The modern/postmodern divide can be read in these two academics’ books. Wilson’s came out of an activist approach to photographic enterprise – artistic, documentary or professional – that she applied in new subjects she introduced in the course she taught; ‘Survival Strategies’ and ‘Professional Practice’ with guest lecturers who were curators, photographers and agents.
Out of the book and her teaching came her organisation Seeing the Light at her Rhubarb-Rhubarb office in The Custard Factory in Digbeth, dedicated, she announced…
…to the belief that talented photographers need supporting skills to support their practices and embrace their dreams.
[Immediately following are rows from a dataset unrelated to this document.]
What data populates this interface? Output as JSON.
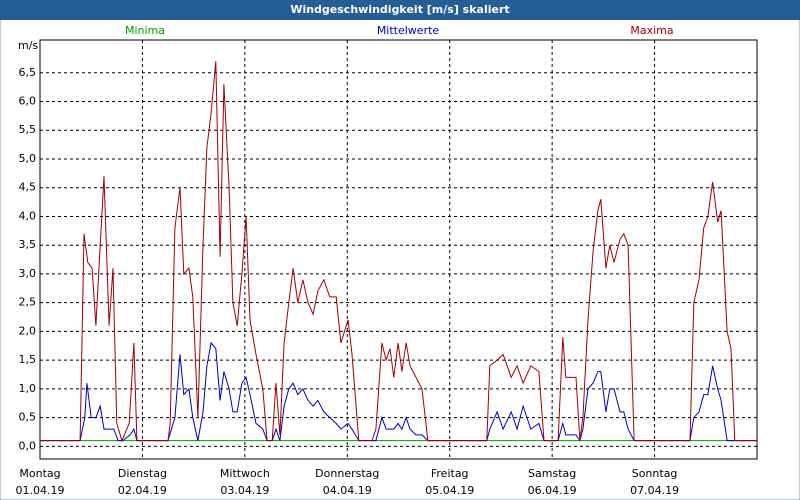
{
  "chart_data": {
    "type": "line",
    "title": "Windgeschwindigkeit [m/s] skaliert",
    "y_label": "m/s",
    "xlim": [
      0,
      168
    ],
    "ylim": [
      -0.22,
      7.07
    ],
    "xticks": [
      {
        "value": 0,
        "label": "Montag",
        "date": "01.04.19"
      },
      {
        "value": 24,
        "label": "Dienstag",
        "date": "02.04.19"
      },
      {
        "value": 48,
        "label": "Mittwoch",
        "date": "03.04.19"
      },
      {
        "value": 72,
        "label": "Donnerstag",
        "date": "04.04.19"
      },
      {
        "value": 96,
        "label": "Freitag",
        "date": "05.04.19"
      },
      {
        "value": 120,
        "label": "Samstag",
        "date": "06.04.19"
      },
      {
        "value": 144,
        "label": "Sonntag",
        "date": "07.04.19"
      }
    ],
    "yticks": [
      {
        "value": 0,
        "label": "0,0"
      },
      {
        "value": 0.5,
        "label": "0,5"
      },
      {
        "value": 1,
        "label": "1,0"
      },
      {
        "value": 1.5,
        "label": "1,5"
      },
      {
        "value": 2,
        "label": "2,0"
      },
      {
        "value": 2.5,
        "label": "2,5"
      },
      {
        "value": 3,
        "label": "3,0"
      },
      {
        "value": 3.5,
        "label": "3,5"
      },
      {
        "value": 4,
        "label": "4,0"
      },
      {
        "value": 4.5,
        "label": "4,5"
      },
      {
        "value": 5,
        "label": "5,0"
      },
      {
        "value": 5.5,
        "label": "5,5"
      },
      {
        "value": 6,
        "label": "6,0"
      },
      {
        "value": 6.5,
        "label": "6,5"
      }
    ],
    "grid": true,
    "series": [
      {
        "name": "Minima",
        "color": "#00a000",
        "x": [
          0,
          168
        ],
        "values": [
          0.1,
          0.1
        ]
      },
      {
        "name": "Mittelwerte",
        "color": "#0000c0",
        "x": [
          0,
          9.4,
          10.5,
          11.0,
          12.0,
          13.1,
          14.1,
          15.0,
          16.4,
          17.3,
          18.3,
          19.4,
          21.1,
          22.0,
          22.7,
          30.0,
          31.6,
          32.8,
          33.7,
          34.9,
          35.8,
          37.0,
          38.2,
          39.1,
          40.1,
          41.2,
          42.2,
          43.1,
          44.3,
          45.2,
          46.2,
          47.3,
          48.3,
          49.2,
          50.6,
          52.2,
          53.2,
          54.4,
          55.3,
          56.2,
          57.2,
          58.3,
          59.3,
          60.4,
          61.6,
          62.8,
          64.0,
          65.1,
          66.5,
          67.9,
          69.4,
          70.5,
          72.2,
          73.1,
          74.7,
          77.8,
          78.7,
          80.1,
          81.1,
          82.0,
          82.9,
          83.9,
          84.8,
          85.8,
          86.7,
          88.1,
          89.5,
          90.9,
          104.7,
          105.4,
          107.1,
          108.5,
          110.4,
          111.8,
          113.2,
          115.0,
          116.9,
          118.1,
          121.4,
          122.5,
          123.2,
          125.6,
          126.5,
          127.2,
          128.4,
          129.6,
          130.7,
          131.4,
          132.6,
          133.5,
          134.5,
          135.9,
          136.8,
          137.8,
          139.2,
          152.3,
          153.2,
          154.4,
          155.5,
          156.5,
          157.6,
          158.8,
          159.6,
          161.0,
          168
        ],
        "values": [
          0.1,
          0.1,
          0.5,
          1.1,
          0.5,
          0.5,
          0.7,
          0.3,
          0.3,
          0.3,
          0.1,
          0.1,
          0.2,
          0.3,
          0.1,
          0.1,
          0.5,
          1.6,
          0.9,
          1.0,
          0.5,
          0.1,
          0.6,
          1.4,
          1.8,
          1.7,
          0.8,
          1.3,
          1.0,
          0.6,
          0.6,
          1.1,
          1.2,
          0.9,
          0.4,
          0.3,
          0.1,
          0.1,
          0.3,
          0.1,
          0.7,
          1.0,
          1.1,
          0.9,
          1.0,
          0.8,
          0.7,
          0.8,
          0.6,
          0.5,
          0.4,
          0.3,
          0.4,
          0.3,
          0.1,
          0.1,
          0.1,
          0.5,
          0.3,
          0.3,
          0.3,
          0.4,
          0.3,
          0.5,
          0.3,
          0.2,
          0.2,
          0.1,
          0.1,
          0.3,
          0.6,
          0.3,
          0.6,
          0.3,
          0.7,
          0.3,
          0.4,
          0.1,
          0.1,
          0.4,
          0.2,
          0.2,
          0.1,
          0.3,
          1.0,
          1.1,
          1.3,
          1.3,
          0.6,
          1.0,
          1.0,
          0.6,
          0.6,
          0.3,
          0.1,
          0.1,
          0.5,
          0.6,
          0.9,
          0.9,
          1.4,
          1.0,
          0.8,
          0.1,
          0.1
        ]
      },
      {
        "name": "Maxima",
        "color": "#a00000",
        "x": [
          0,
          9.4,
          10.3,
          11.2,
          12.2,
          13.1,
          14.1,
          15.0,
          16.2,
          17.1,
          18.0,
          19.2,
          20.9,
          22.0,
          22.7,
          30.0,
          30.5,
          31.6,
          32.8,
          33.7,
          34.9,
          35.8,
          37.0,
          38.2,
          39.1,
          40.1,
          41.2,
          42.2,
          43.1,
          44.3,
          45.2,
          46.2,
          47.3,
          48.3,
          49.2,
          50.6,
          52.2,
          53.2,
          54.4,
          55.3,
          56.2,
          57.2,
          58.3,
          59.3,
          60.4,
          61.6,
          62.8,
          64.0,
          65.1,
          66.5,
          67.9,
          69.4,
          70.5,
          72.2,
          73.1,
          74.7,
          77.8,
          78.7,
          80.1,
          81.1,
          82.0,
          82.9,
          83.9,
          84.8,
          85.8,
          86.7,
          88.1,
          89.5,
          90.9,
          104.7,
          105.4,
          107.1,
          108.5,
          110.4,
          111.8,
          113.2,
          115.0,
          116.9,
          118.1,
          121.4,
          122.5,
          123.2,
          125.6,
          126.5,
          127.2,
          128.4,
          129.6,
          130.7,
          131.4,
          132.6,
          133.5,
          134.5,
          135.9,
          136.8,
          137.8,
          139.2,
          152.3,
          153.2,
          154.4,
          155.5,
          156.5,
          157.6,
          158.8,
          159.6,
          161.0,
          161.9,
          162.8,
          168
        ],
        "values": [
          0.1,
          0.1,
          3.7,
          3.2,
          3.1,
          2.1,
          3.5,
          4.7,
          2.1,
          3.1,
          0.4,
          0.1,
          0.4,
          1.8,
          0.1,
          0.1,
          0.4,
          3.8,
          4.5,
          3.0,
          3.1,
          2.6,
          0.5,
          3.5,
          5.2,
          5.8,
          6.7,
          3.3,
          6.3,
          4.5,
          2.5,
          2.1,
          3.0,
          4.0,
          2.2,
          1.6,
          1.0,
          0.1,
          0.1,
          1.1,
          0.2,
          1.8,
          2.5,
          3.1,
          2.5,
          2.9,
          2.5,
          2.3,
          2.7,
          2.9,
          2.6,
          2.6,
          1.8,
          2.2,
          1.6,
          0.1,
          0.1,
          0.3,
          1.8,
          1.5,
          1.7,
          1.2,
          1.8,
          1.3,
          1.8,
          1.4,
          1.2,
          1.0,
          0.1,
          0.1,
          1.4,
          1.5,
          1.6,
          1.2,
          1.4,
          1.1,
          1.4,
          1.3,
          0.1,
          0.1,
          1.9,
          1.2,
          1.2,
          0.1,
          0.5,
          2.2,
          3.4,
          4.1,
          4.3,
          3.1,
          3.5,
          3.2,
          3.6,
          3.7,
          3.5,
          0.1,
          0.1,
          2.5,
          2.9,
          3.8,
          4.0,
          4.6,
          3.9,
          4.1,
          2.0,
          1.7,
          0.1,
          0.1
        ]
      }
    ]
  }
}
Weekend events, short courses and publications, bring together those imagemakers who wish to have a future in the sector with those who are at the leading edge […] Seeing the Light came across issues which face any imagemaker. How to be viable, creative and imaginative in a time of change. How to ensure that there would be a future, not only for myself, but for those people upon whom the organisation depended. How to support financially a growing team, on fixed or flexible contracts, bringing in those crucial skills when necessary. How to connect internationally with those people around the physical world to increase opportunities.
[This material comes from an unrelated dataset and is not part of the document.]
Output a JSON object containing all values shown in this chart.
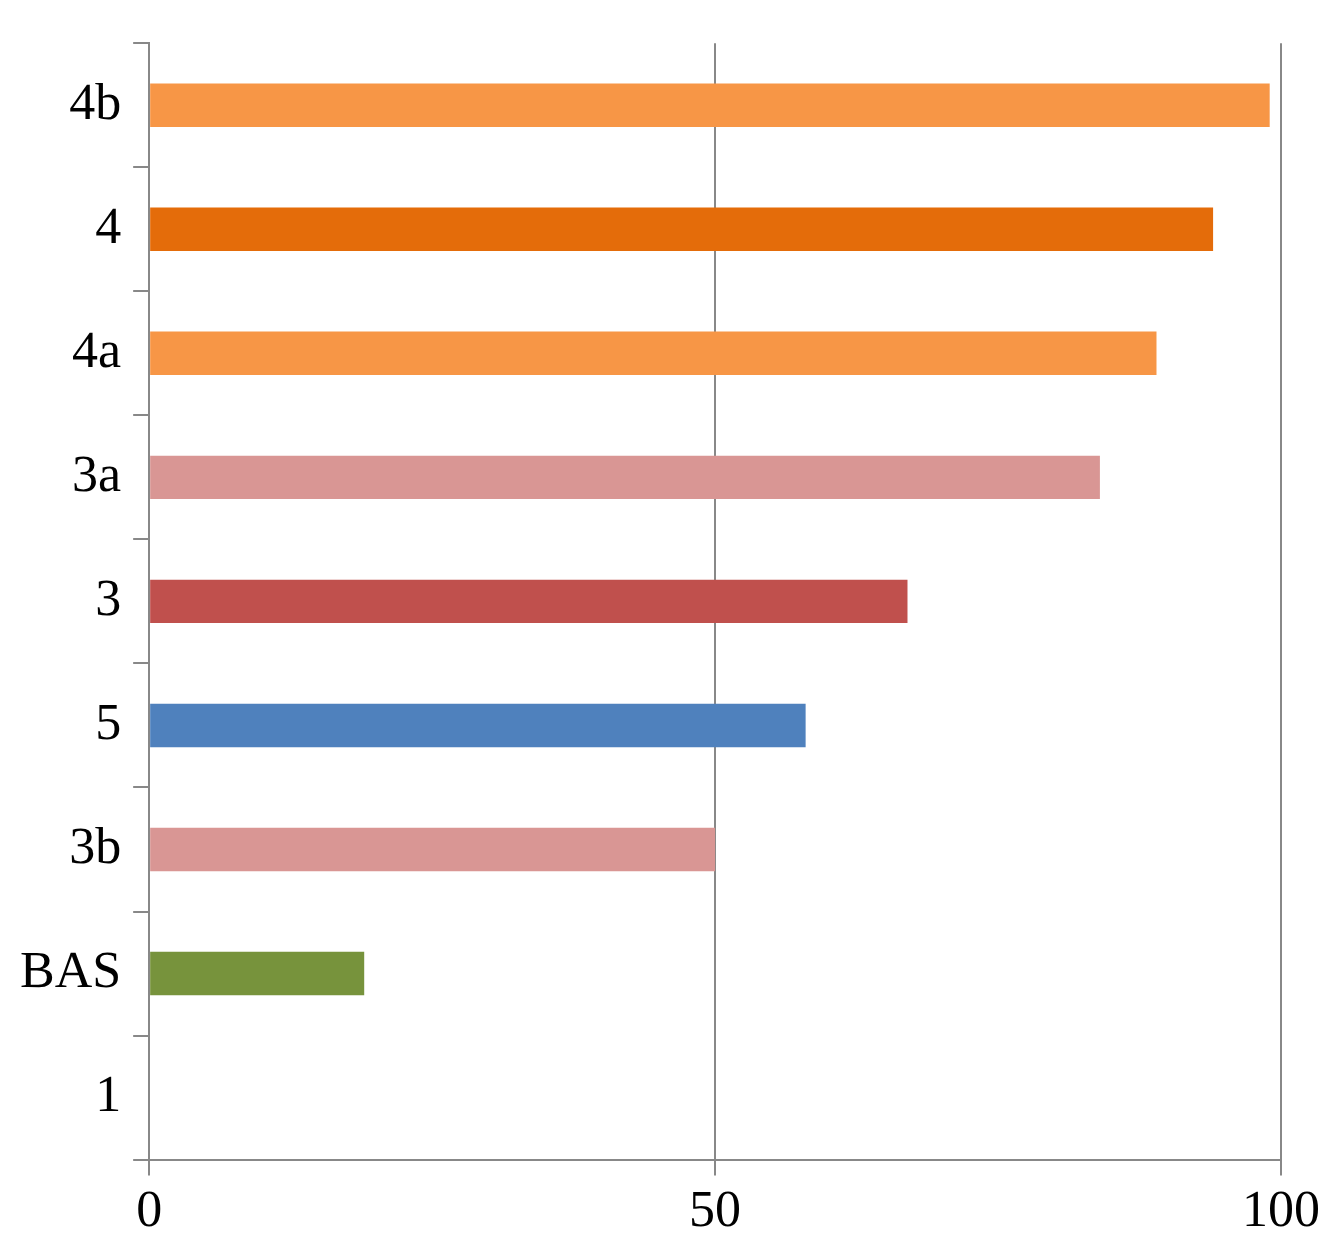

Most influential, aside from the many exhibitions of others’ work she organised, were Wilson’s portfolio reviews available to any photographer at a modest price, modelled on those she saw at Houston FotoFest, all conducted by professionals at significant venues, like editorial and advertising photographer Colin Gray at Glasgow’s Street Level Gallery; Head of Art Buying at DDB advertising agency in Paris Elaine Harris; Professor Paul Hill FRPS, MBE, Birmingham; artistic director of Photo ’98 Anne McNeill in Huddersfield; Canadian artist Evergon at Zone Gallery in Newcastle upon Tyne; photographers Fay Godwin and David Noble in Bedfordshire; documentary photographer Judah Passow from Leicester’s Picture House; British Journal of Photography editor Reuel Golden; and Exhibitions Officer Carol Sartain and Secretary General Barry Lane of the RPS in Bath.
Most important to Wilson was the encouragement that the reviews gave to women, the young, and members of diverse ethnic groups who were entering the industry in greater numbers.
Tragedy befell her after Rhubarb-Rhubarb’s folio reviews and exhibition in Birmingham from 30 July to 2 August 2009 that attracted 130,000 visitors, but coincided with the recession, so that when she returned after a hip operation, funding cuts were taking effect. Becoming severely depressed she took seriously ill, was unable to work and the threat of losing her house to afford treatment hung over her. Despite a successful crowd-funding campaign on her behalf she died on Thursday 6 November 2014.
Rhonda Wilson is remembered for her generosity in helping other photographers realise their dreams. Despite her remarkable life, it has required much research to join its threads for the Wikipedia profile I have been writing on her, and none of her own photography is anywhere available to see.